Fortunately, the Datasets library supports streaming. Dataset streaming helps you to work with a dataset without downloading it — the information is streamed as you iterate over the dataset. To make use of streaming, set the streaming
parameter to True
within the load_dataset()
function:
from datasets import load_datasetdataset = load_dataset('0-hero/OIG-small-chip2',
split='train',
streaming=True)
The variety of dataset
is now datasets.iterable_dataset.IterableDataset
, as a substitute of datasets.arrow_dataset.Dataset
. So how do you utilize it? You should utilize the iter()
function on it, which returns an iterator
object:
i = iter(dataset)
To get a row, call the next()
function, which returns the subsequent item in an iterator:
next(i)
You’ll now see first row as a dictionary:
{
'user': "I've heard that it's an excellent idea to have a will. What's a will?nn",
'chip2': "A will is a legal document that specifies how your property must be distributed after you die. It may possibly also specify who should take care of any children or other dependents you might have. It is important to be certain that that your will is valid and up-to-date, for the reason that laws governing wills vary from state to state."
}
Calling the next()
function on i
again will return the subsequent row:
{
'user': 'How do I discover a job?nn',
'chip2': 'The very best solution to discover a job is to create a powerful resume and canopy letter that highlights your skills, experience, and qualifications. You may as well search online for job openings in your area of experience or contact local employers on to inquire about available positions. Networking with people in the identical field or industry may also be helpful to find employment opportunities.'
}
And so forth.
Shuffling the dataset
You may as well shuffle the dataset through the use of the shuffle()
function on the dataset
variable, like this:
shuffled_dataset = dataset.shuffle(seed = 42,
buffer_size = 500)
Within the above example, say your dataset has 10,000 rows. The shuffle()
function will randomly select examples from the primary five hundred rows within the buffer.
By default, the buffer size is 1,000.
Other tasks
You may perform more tasks using streaming, comparable to:
- splitting the dataset
- Interleaving the dataset — combining two datasets by alternating rows between each dataset
- Modifying the columns of a dataset
- Filtering a dataset
Take a look at https://huggingface.co/docs/datasets/stream for more details.
If you happen to like reading my articles and that it helped your profession/study, please consider signing up as a Medium member.
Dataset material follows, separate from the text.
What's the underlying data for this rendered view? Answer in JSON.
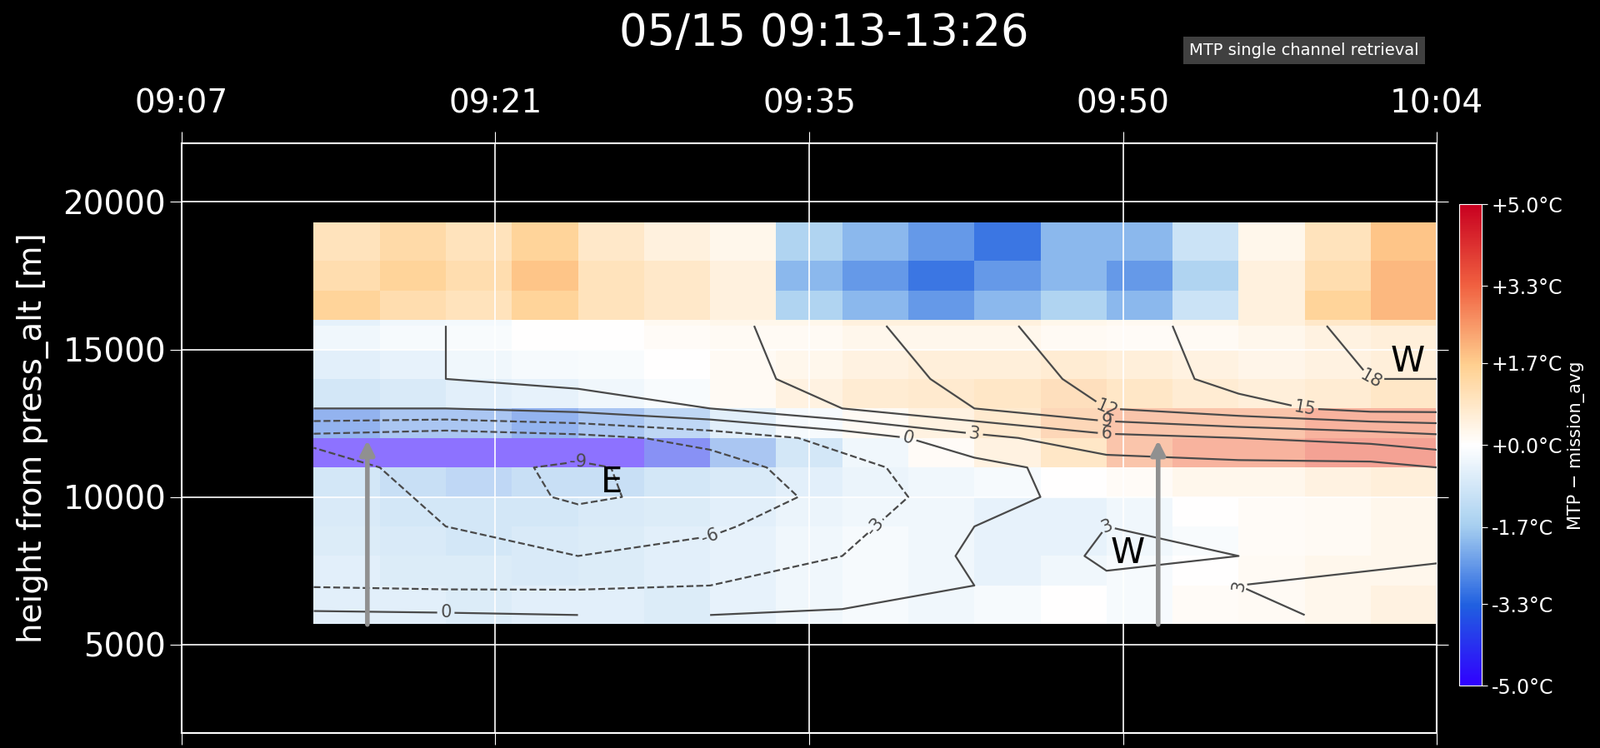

It’s $5 a month, and it gives you unlimited access to all of the articles (including mine) on Medium. If you happen to join using the next link, I’ll earn a small commission (at no additional cost to you). Your support signifies that I’ll have the ability to devote more time on writing articles like this.
In this text, I even have shown you ways you’ll be able to access the datasets stored on Hugging Face Hub. Because the datasets are stored in Parquet format, it lets you remotely access the datasets remotely without having to download the whole bulk of the dataset. You may access the datasets either using DuckDB, or using the Datasets library provided by Hugging Face.